Let $X_1, ..., X_n$ be iid $f(x; \theta, \lambda) = \dfrac{\lambda e^{-\lambda x}}{1-e^{-\lambda \theta}}$ for x $\in [0, \theta]$.
I want to find
- A minimally sufficient statistic for $\theta$ when $\lambda$ is known and
- A minimally sufficient statistic for $\lambda$ when $\theta$ is known.
My Work
I have
$$\dfrac{L(x; \theta, \lambda)}{L(y; \theta, \lambda)} = \dfrac{\dfrac{\lambda^n e^{-\lambda \sum x} }{(1-e^{-\theta \lambda})^n} }{ ~~ \dfrac{\lambda^n e^{-\lambda \sum y} }{(1-e^{-\theta \lambda})^n} ~~}$$ for $x \in [0, \theta]$ and $y \in [0, \theta]$.
But I am unsure what to do from here because the ratio is constant whenever $\sum x_i = \sum y_i$. So does that mean that $\sum x_i$ is a minimally sufficient statistic for both?

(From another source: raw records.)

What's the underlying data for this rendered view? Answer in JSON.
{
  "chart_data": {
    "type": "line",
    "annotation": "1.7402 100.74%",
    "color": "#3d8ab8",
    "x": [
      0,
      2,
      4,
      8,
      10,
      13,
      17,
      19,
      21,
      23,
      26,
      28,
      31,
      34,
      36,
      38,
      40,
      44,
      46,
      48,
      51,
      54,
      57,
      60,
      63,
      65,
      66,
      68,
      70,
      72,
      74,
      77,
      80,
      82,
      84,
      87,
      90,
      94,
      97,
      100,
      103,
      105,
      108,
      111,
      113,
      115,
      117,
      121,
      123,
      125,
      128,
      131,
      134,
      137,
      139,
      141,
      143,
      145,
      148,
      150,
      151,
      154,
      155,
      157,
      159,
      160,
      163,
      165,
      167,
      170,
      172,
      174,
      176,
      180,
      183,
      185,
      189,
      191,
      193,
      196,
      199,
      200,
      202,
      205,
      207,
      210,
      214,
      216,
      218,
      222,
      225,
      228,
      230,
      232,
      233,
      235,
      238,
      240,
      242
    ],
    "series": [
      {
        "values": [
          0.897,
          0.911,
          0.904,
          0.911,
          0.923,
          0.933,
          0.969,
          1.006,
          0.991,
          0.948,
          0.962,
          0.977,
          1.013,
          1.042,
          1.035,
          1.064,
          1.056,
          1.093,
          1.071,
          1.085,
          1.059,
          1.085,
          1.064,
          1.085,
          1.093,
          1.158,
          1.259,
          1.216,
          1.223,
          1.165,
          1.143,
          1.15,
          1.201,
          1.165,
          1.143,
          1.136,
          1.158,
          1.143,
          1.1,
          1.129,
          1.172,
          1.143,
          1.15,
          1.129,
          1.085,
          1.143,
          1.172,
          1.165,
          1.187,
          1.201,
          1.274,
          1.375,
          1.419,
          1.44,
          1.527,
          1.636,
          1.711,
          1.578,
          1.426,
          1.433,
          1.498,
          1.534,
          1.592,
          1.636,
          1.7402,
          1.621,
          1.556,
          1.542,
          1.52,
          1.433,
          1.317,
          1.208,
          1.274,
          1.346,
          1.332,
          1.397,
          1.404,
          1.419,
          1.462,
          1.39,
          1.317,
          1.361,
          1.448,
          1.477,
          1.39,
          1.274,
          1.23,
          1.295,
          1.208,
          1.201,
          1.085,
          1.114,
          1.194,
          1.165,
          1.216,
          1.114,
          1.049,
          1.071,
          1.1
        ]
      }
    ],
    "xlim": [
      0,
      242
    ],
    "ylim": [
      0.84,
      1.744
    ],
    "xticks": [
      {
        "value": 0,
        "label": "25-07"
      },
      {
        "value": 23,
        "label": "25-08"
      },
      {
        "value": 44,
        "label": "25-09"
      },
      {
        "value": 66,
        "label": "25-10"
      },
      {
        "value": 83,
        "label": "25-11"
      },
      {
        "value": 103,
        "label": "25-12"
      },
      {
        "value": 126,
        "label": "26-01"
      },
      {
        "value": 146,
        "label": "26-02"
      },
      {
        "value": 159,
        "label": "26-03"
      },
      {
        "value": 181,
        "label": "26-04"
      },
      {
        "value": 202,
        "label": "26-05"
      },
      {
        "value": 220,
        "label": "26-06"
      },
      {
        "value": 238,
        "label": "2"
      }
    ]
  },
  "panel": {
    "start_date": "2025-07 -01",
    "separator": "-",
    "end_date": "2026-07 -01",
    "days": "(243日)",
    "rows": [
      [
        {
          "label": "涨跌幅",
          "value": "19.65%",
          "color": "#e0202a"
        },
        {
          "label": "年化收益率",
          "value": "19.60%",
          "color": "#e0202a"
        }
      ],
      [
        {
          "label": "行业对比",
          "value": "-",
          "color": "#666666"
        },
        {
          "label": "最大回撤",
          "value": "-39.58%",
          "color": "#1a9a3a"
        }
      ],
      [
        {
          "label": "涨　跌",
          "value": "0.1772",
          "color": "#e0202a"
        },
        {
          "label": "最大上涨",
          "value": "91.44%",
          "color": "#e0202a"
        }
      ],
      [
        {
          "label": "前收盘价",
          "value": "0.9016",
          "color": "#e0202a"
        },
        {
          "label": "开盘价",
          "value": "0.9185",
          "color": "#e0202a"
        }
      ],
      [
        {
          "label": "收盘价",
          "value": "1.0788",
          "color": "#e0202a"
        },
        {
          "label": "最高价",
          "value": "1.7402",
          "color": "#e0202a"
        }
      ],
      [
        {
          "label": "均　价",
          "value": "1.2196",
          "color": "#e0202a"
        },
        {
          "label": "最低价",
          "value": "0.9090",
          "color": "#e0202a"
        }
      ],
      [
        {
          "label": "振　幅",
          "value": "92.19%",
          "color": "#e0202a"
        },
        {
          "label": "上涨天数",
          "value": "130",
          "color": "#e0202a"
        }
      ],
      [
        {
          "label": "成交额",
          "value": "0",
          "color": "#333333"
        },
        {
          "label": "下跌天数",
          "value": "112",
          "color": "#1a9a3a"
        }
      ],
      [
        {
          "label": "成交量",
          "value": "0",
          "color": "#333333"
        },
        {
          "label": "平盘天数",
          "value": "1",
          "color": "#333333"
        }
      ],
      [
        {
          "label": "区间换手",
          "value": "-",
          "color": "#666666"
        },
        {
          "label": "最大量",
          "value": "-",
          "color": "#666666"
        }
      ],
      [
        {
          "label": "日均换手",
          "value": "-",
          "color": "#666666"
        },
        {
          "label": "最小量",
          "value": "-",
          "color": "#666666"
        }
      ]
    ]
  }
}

The likelihood for $\theta$ given $\lambda$ and a sample $\boldsymbol x = (x_1, \ldots, x_n)$ is $$\mathcal L (\theta \mid \lambda, \boldsymbol x) \propto \lambda^n e^{-\lambda n\bar x} (1 - e^{-\lambda \theta})^{-n} \mathbb 1 (x_{(1)} \ge 0) \mathbb 1 (x_{(n)} \le \theta)$$ where $\bar x$ is the sample mean, $x_{(1)}$ is the first (minimum) order statistic, and $x_{(n)}$ is the last (maximum) order statistic. Then choose $$h(\boldsymbol x) = \lambda^n e^{-\lambda n \bar x} \mathbb 1(x_{(1)} \ge 0),$$ which is the factor that does not depend on $\theta$; choose $$g(T \mid \theta) = (1 - e^{-\lambda \theta})^{-n} \mathbb 1(T \le \theta),$$ which is the factor containing all instances of $\theta$; and choose $$T(\boldsymbol x) = x_{(n)}$$ which by the factorization theorem is sufficient for $\theta$ when $\lambda$ is known. That it is minimal is left to the reader as an exercise.
In the case where $\theta$ is known but $\lambda$ is not, then we have the same functional form of the likelihood as above, but now our choices of $h, g, T$ may be different. This is also left to the reader as an exercise.